Looks like the gamers won this round.
Rallying on sites like 4chan and Reddit, members of the gaming community have pressured chipmaker Intel into pulling advertisements from Gamasustra, a game development site that published a purportedly controversial opinion piece over the summer.
"Intel has pulled its advertising from website Gamasutra," said Intel spokesperson Bill Calder, as quoted by Re/code. "We take feedback from our customers very seriously especially as it relates to contextually relevant content and placements."
Intel's move has only fueled tension in the video game community, which has recently been reexamined through a feminist lens to be found lacking.

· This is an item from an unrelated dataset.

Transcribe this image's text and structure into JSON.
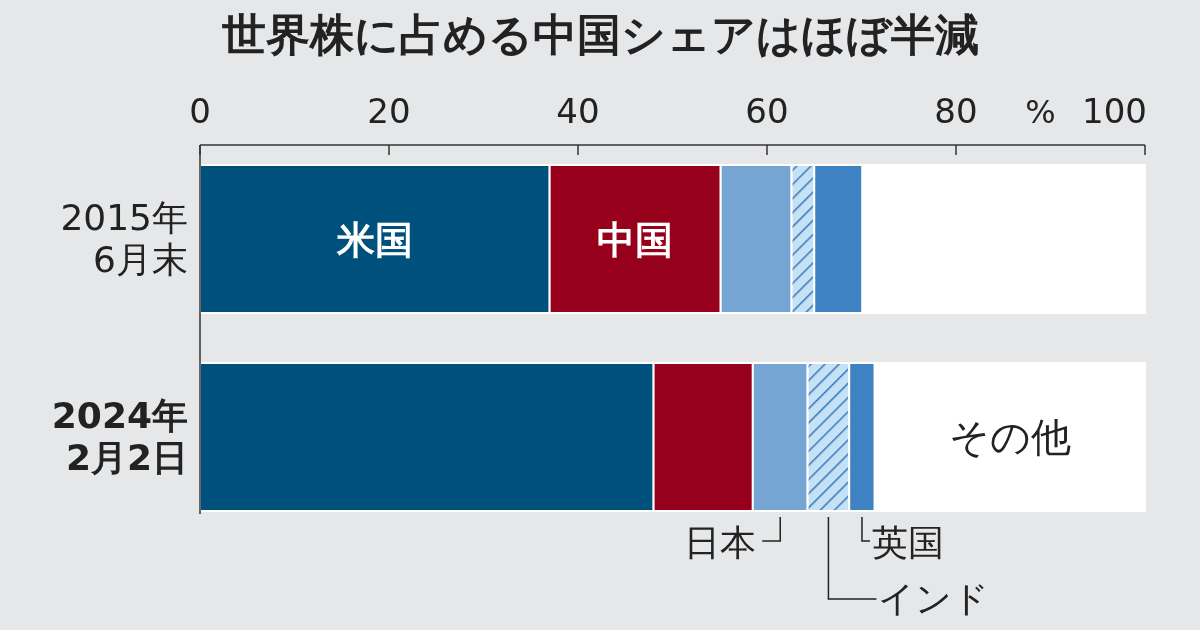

The online mob, which called their campaign Operation Disrespectful Nod, reportedly "flooded" Intel with complaints about freelance writer Leigh Alexander's opinion piece entitled "'Gamers' don't have to be your audience. 'Gamers' are over."
In response to that article and other essays, gamers gathered on Twitter through the hashtag #gamergate to attack Gamustra and other sites, using a detailed outline to guide a barrage of emails.
Ironically, Alexander's piece discussed the mob mentality that sometimes characterizes the gaming community and has been so aptly exemplified in the recent ODN campaign.
"Game websites with huge community hubs whose fans are often associated with blunt Twitter hate mobs sort of shrug, they say things like 'we delete the really bad stuff, what else can we do' and 'those people don't represent our community'--but actually, those people do represent your community. That's what your community is known for, whether you like it or not," Alexander wrote in the piece published on Aug. 28.
Alexander decided to write the article after game maker Zoe Quinn was harassed online and subjected to rape and death threats, she told the New York Times' Bits blog.
"They think someone is coming to take their toys away," Alexander said of the gamers who target Quinn and other women.